Bruce Springsteen
(b. 1949)
Born to working-class parents in a small New Jersey town, Bruce Springsteen rose to become arguably the biggest American superstar in Rock. Now in the fifth decade of a career that’s spanned incarnations as a bar-band guitar hero, Dylanesque street poet, chronicler of blue-collar American life, writer of anthemic radio hits, and Woody Guthrie-esque balladeer, Springsteen has an especially devoted base of fans, who hail “the Boss” for his anti-Rock-star populism and for intense, long-haul performances that reflect both a dogged work ethic and a belief in the power of music as a redemptive, uniting force.
A self-described loner and misfit as a youth, Springsteen was passionately devoted to music from the moment he saw Elvis Presley perform on The Ed Sullivan Show, at age 7. A square peg at his Catholic school, Bruce also butted heads with his father, a bus driver and factory worker prone to dark moods, who strongly disapproved of his Bruce’s desire to play music. Springsteen’s disinterest in formal education would culminate when he skipped his own high school graduation.
After high school, Springsteen developed his musical chops playing with bar bands on the Jersey Shore, (mostly in the fading resort town Asbury Park), and up and down the East Coast. During this time he met the veteran musicians who would form his E Street Band. He also came to the attention of legendary record executive John Hammond, who signed Springsteen to Columbia after an in-office audition.
Springteen’s first two albums, Greetings from Asbury Park and The Wild, The Innocent, & The E Street Shuffle were both released in 1973. Wordy and freewheeling, the records were well received by some critics, who tagged Springsteen with comparisons to Bob Dylan. Sales were slow, however.
Realizing his third album might make or break his career, Springsteen spent a full year in the studio, working obsessively. The result was the epic, cinematic Born To Run (1975), which made a star of Springsteen, yielding a hit in the title track and hitting No. 3 on the Billboard album chart.
Springsteen’s struggle to deal with his own success is reflected in the songs on his next few albums: Darkness on the Edge of Town (1978), The River (1980), and the dark, acoustic Nebraska (1982). But his biggest fame was yet to come. It arrived with 1984’s Born in the U.S.A., a juggernaut that topped charts around the world and spawned seven Top Ten singles. (One was the title track, a widely misunderstood song whose chorus was taken by many as a statement of jingoistic pride, but in fact was an ironic howl of anger from a disenfranchised Viet Nam veteran.) Springsteen emerged as a political voice during this period, taking aim at policies of then-president Ronald Reagan that he felt were destructive to America’s working- and middle-classes.
The next period in Springsteen’s life had its ups and downs. Springsteen married and divorced. He dissolved the E Street Band and left Jersey for Los Angeles. His records ventured into new sonic territory, alienating some longtime fans. He later described this as his “lost” period – but Springsteen found his way back.

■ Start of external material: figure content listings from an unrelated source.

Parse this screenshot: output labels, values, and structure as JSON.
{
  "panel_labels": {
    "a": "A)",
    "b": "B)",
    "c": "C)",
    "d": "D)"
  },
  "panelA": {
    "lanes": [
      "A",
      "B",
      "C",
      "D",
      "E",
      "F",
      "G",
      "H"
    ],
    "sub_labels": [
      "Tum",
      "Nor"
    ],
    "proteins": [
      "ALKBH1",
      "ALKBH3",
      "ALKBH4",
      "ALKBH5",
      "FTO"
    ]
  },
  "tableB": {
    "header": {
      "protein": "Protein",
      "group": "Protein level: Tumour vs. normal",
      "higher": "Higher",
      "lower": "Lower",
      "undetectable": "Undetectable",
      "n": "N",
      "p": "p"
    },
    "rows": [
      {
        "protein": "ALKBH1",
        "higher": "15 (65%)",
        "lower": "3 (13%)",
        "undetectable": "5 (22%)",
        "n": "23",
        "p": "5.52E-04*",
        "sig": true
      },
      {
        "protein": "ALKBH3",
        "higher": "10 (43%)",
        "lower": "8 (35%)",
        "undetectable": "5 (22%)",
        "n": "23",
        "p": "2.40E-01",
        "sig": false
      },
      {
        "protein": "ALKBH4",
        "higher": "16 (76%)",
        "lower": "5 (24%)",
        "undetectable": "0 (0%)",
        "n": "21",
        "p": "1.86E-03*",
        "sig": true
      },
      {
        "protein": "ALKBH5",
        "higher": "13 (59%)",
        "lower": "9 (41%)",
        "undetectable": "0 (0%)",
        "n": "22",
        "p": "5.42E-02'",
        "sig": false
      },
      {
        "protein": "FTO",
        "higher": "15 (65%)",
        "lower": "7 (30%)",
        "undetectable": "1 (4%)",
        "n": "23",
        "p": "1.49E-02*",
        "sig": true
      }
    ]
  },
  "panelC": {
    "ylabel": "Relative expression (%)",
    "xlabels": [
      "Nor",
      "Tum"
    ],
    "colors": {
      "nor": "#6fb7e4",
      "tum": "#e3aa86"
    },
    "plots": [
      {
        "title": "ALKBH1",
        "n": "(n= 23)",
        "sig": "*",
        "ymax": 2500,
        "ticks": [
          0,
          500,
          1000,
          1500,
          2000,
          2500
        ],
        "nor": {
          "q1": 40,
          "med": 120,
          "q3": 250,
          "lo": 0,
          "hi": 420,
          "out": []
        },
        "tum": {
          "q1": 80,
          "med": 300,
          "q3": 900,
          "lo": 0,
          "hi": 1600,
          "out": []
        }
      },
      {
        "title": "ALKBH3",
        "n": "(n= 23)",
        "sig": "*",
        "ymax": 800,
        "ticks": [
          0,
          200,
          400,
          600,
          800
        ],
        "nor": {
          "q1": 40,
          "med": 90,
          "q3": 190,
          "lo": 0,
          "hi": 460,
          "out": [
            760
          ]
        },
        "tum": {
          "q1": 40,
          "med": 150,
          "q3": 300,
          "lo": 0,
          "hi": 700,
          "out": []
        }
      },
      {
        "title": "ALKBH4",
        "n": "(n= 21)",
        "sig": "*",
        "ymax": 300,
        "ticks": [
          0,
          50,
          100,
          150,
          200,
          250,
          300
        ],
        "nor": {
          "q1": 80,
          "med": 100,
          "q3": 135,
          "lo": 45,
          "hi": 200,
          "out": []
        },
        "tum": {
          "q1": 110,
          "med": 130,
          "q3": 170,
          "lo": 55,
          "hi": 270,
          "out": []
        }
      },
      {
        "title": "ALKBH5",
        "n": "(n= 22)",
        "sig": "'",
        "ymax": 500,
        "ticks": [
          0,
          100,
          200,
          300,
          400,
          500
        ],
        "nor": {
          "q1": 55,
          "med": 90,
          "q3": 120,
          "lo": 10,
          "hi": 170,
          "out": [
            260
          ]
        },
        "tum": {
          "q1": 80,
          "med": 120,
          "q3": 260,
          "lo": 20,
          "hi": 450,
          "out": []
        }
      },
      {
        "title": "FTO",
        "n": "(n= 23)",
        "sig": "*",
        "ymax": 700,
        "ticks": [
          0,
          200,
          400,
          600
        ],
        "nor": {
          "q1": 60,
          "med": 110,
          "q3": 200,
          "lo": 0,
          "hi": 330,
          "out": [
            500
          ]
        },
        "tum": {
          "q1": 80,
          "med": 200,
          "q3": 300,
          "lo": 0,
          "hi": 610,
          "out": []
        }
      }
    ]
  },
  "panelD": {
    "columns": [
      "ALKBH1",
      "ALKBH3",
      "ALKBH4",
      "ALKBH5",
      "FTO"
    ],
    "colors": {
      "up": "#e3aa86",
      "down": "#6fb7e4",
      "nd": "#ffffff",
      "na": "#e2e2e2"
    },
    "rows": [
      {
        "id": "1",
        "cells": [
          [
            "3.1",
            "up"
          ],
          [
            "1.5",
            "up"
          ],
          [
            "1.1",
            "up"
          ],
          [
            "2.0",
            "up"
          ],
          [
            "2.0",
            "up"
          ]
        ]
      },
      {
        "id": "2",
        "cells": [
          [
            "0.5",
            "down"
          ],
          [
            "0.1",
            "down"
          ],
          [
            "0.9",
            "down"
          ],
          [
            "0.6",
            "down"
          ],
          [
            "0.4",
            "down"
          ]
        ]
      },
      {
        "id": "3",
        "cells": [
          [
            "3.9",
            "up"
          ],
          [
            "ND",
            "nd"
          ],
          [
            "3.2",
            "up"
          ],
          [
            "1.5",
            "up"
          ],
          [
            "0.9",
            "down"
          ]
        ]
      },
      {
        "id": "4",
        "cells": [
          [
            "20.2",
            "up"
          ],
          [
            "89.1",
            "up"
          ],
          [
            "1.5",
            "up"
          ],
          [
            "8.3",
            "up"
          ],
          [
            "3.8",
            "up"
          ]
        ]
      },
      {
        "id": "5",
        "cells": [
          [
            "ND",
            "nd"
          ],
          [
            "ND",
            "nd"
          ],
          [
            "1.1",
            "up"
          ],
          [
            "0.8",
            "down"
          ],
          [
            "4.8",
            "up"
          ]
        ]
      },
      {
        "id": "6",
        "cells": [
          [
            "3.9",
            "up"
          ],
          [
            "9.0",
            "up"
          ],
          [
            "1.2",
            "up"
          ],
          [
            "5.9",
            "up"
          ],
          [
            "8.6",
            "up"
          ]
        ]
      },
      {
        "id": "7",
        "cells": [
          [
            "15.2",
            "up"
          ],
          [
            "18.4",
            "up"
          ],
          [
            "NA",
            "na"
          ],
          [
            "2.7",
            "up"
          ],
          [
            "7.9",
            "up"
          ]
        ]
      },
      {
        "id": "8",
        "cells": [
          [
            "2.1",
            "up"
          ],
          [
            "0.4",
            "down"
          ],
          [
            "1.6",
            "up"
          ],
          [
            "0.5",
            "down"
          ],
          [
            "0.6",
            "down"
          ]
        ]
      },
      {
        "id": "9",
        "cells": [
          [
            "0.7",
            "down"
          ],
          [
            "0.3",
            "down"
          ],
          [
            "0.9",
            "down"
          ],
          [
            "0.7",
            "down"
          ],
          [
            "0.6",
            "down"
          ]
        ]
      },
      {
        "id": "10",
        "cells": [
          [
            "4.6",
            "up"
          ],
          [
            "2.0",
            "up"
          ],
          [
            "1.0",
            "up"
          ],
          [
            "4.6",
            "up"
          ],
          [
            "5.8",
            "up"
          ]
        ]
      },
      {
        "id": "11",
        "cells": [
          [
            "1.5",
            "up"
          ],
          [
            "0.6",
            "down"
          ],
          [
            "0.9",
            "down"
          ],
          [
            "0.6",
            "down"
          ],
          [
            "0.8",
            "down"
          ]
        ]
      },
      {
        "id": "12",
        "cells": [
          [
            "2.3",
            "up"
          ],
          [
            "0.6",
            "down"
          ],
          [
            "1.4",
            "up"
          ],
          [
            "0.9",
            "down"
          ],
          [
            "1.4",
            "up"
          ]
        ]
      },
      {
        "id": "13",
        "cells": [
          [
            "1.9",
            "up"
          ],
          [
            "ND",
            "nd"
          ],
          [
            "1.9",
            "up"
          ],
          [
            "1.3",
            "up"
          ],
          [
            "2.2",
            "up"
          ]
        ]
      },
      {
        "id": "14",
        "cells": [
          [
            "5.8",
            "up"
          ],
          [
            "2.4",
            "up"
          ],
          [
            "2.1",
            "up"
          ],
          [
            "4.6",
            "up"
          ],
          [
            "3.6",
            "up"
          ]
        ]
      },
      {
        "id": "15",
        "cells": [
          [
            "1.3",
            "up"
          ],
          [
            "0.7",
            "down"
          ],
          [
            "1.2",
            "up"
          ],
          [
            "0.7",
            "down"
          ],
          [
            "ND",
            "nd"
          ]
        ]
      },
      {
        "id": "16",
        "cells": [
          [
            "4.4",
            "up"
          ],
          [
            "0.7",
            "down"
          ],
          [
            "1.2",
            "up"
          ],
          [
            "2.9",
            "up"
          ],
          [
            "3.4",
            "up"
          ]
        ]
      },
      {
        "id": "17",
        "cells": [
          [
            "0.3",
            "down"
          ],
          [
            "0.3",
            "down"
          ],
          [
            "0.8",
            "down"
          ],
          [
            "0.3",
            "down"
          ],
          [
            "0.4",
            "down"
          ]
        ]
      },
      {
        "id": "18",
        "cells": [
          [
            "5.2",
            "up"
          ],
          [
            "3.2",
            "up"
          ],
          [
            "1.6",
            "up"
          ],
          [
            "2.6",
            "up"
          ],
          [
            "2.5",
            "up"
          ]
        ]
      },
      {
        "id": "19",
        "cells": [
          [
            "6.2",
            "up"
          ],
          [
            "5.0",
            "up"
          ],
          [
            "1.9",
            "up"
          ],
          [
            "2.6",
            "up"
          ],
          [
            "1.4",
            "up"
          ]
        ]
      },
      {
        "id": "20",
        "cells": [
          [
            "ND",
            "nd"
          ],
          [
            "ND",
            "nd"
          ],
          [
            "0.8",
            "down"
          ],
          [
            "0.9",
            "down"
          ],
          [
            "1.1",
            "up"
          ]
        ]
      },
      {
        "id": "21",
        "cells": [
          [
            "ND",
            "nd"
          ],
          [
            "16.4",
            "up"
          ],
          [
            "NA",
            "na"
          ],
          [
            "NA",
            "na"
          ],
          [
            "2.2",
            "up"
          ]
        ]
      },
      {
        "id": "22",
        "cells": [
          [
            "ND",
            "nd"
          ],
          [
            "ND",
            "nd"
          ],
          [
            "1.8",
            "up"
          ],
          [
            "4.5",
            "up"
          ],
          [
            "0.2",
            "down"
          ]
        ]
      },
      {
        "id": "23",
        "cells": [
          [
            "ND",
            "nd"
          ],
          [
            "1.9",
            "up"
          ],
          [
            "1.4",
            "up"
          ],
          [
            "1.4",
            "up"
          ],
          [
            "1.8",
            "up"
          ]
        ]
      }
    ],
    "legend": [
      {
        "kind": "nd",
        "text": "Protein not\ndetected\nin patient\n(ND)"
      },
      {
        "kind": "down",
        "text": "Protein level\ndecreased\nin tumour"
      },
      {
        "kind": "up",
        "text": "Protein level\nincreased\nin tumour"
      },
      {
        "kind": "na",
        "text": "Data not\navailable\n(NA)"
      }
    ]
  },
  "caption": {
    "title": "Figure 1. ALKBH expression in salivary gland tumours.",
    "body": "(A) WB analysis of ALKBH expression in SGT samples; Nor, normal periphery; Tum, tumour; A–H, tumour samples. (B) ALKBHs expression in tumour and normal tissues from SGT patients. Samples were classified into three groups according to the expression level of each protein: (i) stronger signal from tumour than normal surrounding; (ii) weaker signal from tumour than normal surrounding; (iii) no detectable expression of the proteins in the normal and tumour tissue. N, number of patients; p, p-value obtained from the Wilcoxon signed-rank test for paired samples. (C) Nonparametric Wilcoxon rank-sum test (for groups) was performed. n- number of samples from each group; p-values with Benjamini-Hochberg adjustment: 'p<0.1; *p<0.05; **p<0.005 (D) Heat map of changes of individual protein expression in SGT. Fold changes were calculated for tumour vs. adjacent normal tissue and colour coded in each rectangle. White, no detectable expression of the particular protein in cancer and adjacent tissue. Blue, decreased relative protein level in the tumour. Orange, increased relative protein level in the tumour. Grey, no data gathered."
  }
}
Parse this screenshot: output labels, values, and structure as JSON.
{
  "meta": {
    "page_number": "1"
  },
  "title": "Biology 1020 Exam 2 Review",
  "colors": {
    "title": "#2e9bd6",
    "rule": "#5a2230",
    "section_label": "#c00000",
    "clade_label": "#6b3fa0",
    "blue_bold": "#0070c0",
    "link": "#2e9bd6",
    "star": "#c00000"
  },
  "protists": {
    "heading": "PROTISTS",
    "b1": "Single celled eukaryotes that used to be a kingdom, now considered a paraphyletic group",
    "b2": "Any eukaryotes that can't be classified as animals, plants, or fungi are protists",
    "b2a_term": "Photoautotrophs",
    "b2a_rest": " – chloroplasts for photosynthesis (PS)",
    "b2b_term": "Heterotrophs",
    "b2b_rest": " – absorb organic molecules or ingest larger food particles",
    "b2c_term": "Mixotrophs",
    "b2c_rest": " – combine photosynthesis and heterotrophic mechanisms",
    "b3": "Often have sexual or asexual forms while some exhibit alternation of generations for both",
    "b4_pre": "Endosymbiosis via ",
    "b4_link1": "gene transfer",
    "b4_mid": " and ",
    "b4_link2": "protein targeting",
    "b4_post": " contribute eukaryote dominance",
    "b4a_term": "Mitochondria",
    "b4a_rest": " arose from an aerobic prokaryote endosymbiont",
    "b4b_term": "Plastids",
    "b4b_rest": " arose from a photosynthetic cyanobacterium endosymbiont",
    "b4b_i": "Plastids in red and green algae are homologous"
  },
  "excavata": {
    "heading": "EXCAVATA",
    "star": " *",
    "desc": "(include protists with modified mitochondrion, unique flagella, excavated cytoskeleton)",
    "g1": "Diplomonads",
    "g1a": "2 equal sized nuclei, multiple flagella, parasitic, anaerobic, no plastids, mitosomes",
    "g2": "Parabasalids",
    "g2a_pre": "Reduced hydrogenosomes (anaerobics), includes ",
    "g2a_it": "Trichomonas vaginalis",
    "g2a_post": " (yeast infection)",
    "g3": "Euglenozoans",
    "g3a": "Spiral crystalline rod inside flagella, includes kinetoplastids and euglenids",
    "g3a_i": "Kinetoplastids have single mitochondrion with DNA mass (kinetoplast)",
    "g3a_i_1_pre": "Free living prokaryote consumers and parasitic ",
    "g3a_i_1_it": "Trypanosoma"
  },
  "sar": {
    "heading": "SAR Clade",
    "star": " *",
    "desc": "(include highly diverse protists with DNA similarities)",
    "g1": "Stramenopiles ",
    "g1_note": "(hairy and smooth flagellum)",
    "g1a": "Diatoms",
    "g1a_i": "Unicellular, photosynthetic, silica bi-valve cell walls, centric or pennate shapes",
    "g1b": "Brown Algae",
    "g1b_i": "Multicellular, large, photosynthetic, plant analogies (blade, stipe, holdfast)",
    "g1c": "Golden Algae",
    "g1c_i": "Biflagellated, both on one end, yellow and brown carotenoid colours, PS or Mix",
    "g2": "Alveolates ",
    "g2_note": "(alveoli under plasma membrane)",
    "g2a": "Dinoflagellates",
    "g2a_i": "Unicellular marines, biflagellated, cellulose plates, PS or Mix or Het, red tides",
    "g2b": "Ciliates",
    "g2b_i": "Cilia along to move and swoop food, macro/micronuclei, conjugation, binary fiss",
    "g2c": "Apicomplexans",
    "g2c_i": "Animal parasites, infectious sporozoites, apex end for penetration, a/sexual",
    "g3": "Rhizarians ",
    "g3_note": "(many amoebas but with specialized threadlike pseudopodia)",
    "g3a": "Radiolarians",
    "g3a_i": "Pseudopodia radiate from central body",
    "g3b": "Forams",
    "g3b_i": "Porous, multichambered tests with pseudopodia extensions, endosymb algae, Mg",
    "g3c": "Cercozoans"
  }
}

In 1991 he married a second time, to E Street Band singer Patti Scialfa; the couple had three children. Springsteen reunited with the E Street Band in 2002 and released The Rising, an emotional response to the terrorist attacks of September 11, 2001.
Having passed his 60th birthday in 2009, Springsteen shows no signs of slowing down. He continues to experiment in the recording studio, support political and charitable causes he believes in, and to deliver impassioned performances, despite the passing of long time E Street Band members Danny Federici in 2008 and Clarence Clemons in 2011. His most recent record, High Hopes, was released in January 2014.